Volkswagen channeled the vast heritage of its emblematic Bus when it showed us the vacation-friendly I.D. Buzz concept at the 2017 Detroit Auto Show. The German brand later unveiled a second variant of the concept, named I.D. Cargo, that’s ready to race across a crowded city to make a last-minute delivery. In Los Angeles, the Cargo morphed into an electric race support vehicle.
The Buzz and the Cargo share a lot, starting with a front-end design that liberally borrows styling cues from the original, rear-engined Bus that became synonymous with the hippie movement during the 1960s. Designers put a modern spin on the look in the name of safety and practicality. The front end isn’t quite as flat as the original’s, and a full windshield replaces the two-piece unit. Vents chiseled into the rear roof pillars create another visual link between the I.D. Cargo and its highly collectible predecessor.
That’s where the similarities between old and new stop. While the original Bus was built on an evolution of the Beetle platform, the Cargo shares its modular MEB architecture with every upcoming electric addition to the Volkswagen family. Specifications remain tentative — the Cargo is a concept, after all — but the Wolfsburg, Germany-based firm notes the van can receive a large 111-kWh lithium-ion battery pack that theoretically provides up to 340 miles of range. To add context, the biggest pack offered on the Tesla Model X is a 100-kWh unit. Solar panels embedded into the van’s roof add up to 9.3 miles of range per day to the battery pack, giving owners an incentive to park in the sun. Don’t worry, they also power the A/C.
The pack zaps the Cargo’s rear wheels with 201 horsepower in the default configuration. Making it all-wheel drive is as simple as adding a second electric motor over the front wheels. Going electric permits a perfectly flat loading floor, which the original Bus certainly couldn’t boast about — ask anyone who has ever camped in one. Volkswagen also added a 230-volt outlet which draws electricity from the battery pack to run power tools in the remotest of locations. This feature turns the Cargo into a mobile workshop with a 1,760-pound payload.
Volkswagen replaced the instrument cluster with a 3D, augmented reality head-up display which shows the driver key information about the car and its surroundings. Everything else (including navigation directions, climate control settings, and media options) is displayed on a portable tablet. Level four autonomous driving technology lets the van drive itself in certain circumstances. When software takes over, the steering wheel retracts into the dashboard and the driver’s seat can pivot by up to 15 degrees to help the driver-turned-passenger find a comfortable position.

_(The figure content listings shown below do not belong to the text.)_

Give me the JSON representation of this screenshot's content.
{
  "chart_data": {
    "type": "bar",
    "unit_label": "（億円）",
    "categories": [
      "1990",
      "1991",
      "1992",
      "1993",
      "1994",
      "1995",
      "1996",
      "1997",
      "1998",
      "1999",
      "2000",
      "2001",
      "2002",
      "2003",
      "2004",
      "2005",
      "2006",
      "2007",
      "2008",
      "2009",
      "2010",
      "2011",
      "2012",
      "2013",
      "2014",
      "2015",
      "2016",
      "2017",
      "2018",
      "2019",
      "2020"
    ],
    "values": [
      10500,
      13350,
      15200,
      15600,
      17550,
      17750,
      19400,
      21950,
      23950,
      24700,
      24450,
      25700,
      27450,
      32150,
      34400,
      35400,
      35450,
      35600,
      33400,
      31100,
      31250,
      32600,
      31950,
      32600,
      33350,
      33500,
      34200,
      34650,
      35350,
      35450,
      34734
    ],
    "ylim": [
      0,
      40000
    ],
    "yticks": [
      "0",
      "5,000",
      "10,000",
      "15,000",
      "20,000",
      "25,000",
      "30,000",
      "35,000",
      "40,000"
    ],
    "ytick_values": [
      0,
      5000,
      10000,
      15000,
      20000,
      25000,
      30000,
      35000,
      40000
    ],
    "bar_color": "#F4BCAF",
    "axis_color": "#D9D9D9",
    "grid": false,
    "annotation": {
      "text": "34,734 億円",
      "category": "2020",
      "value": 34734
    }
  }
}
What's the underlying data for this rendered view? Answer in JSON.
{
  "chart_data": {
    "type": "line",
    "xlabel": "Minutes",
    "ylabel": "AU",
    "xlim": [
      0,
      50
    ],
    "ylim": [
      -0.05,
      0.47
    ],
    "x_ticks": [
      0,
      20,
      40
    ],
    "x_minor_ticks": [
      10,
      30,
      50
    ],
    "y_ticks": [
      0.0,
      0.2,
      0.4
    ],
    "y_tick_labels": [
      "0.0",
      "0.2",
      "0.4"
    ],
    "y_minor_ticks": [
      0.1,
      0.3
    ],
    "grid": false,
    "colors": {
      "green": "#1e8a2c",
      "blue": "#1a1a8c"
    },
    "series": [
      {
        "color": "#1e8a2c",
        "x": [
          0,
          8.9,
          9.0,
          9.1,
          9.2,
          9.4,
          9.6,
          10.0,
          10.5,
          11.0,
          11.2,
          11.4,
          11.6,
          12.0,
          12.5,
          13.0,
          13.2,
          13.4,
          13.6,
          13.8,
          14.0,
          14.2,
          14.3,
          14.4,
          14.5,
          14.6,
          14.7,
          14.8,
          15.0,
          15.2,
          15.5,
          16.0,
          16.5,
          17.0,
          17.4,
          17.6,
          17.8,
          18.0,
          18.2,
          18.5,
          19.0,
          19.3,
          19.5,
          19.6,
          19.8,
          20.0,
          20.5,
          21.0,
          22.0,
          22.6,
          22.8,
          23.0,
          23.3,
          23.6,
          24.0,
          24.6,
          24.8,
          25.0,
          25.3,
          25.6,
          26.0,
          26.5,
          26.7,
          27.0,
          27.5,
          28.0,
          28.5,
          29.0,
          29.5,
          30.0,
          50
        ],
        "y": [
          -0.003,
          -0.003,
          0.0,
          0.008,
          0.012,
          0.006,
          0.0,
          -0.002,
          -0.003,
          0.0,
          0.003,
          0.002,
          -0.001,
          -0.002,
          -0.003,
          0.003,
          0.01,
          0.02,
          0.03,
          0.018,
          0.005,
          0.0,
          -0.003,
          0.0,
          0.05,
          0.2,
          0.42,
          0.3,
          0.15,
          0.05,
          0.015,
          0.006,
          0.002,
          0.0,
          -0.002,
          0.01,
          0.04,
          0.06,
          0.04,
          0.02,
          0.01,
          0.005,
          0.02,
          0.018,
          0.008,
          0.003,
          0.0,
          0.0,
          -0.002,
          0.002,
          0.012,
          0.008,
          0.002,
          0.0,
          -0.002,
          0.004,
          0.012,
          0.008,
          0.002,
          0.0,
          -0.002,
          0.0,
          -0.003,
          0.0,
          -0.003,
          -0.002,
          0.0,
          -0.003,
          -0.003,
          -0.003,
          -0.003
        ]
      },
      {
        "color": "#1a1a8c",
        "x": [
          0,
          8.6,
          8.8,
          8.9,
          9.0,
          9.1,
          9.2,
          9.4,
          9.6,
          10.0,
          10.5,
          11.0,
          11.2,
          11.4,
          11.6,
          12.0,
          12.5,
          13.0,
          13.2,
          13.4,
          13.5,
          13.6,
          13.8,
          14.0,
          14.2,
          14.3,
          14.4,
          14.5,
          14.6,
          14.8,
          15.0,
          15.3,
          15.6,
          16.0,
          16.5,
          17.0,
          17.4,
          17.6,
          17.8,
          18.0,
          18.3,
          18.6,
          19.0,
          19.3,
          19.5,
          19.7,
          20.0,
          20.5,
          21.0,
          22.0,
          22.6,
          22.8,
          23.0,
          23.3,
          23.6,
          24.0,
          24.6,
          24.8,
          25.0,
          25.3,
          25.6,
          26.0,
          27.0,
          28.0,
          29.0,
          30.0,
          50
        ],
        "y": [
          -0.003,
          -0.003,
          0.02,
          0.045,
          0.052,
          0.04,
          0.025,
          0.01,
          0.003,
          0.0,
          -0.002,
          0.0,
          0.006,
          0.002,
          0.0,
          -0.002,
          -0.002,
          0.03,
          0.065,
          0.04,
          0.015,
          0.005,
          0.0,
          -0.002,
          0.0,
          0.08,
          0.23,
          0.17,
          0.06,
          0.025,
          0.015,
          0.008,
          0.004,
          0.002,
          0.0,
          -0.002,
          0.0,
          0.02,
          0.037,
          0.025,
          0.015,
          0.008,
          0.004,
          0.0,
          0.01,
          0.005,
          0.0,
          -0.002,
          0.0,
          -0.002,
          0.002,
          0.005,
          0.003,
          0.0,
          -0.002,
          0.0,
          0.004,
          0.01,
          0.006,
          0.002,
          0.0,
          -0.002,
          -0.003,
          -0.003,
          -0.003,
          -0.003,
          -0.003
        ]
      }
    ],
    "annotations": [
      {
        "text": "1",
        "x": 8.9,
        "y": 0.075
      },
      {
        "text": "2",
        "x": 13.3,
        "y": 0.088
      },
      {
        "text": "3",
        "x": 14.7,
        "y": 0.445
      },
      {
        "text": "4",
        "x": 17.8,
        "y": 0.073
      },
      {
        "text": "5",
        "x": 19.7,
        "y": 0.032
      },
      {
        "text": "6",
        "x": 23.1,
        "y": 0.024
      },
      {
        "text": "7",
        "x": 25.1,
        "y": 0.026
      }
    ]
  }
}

You’re in luck if you fell head over heels the moment you laid eyes on this retrolicious panel van. Volkswagen confirmed it will build the I.D. Buzz starting in approximately 2022 and the Cargo variant will follow shortly after. Both models will receive a new name, and we expect stylists will tone the design down a notch, but the overall look will make the transition from a show car to a production car without major changes.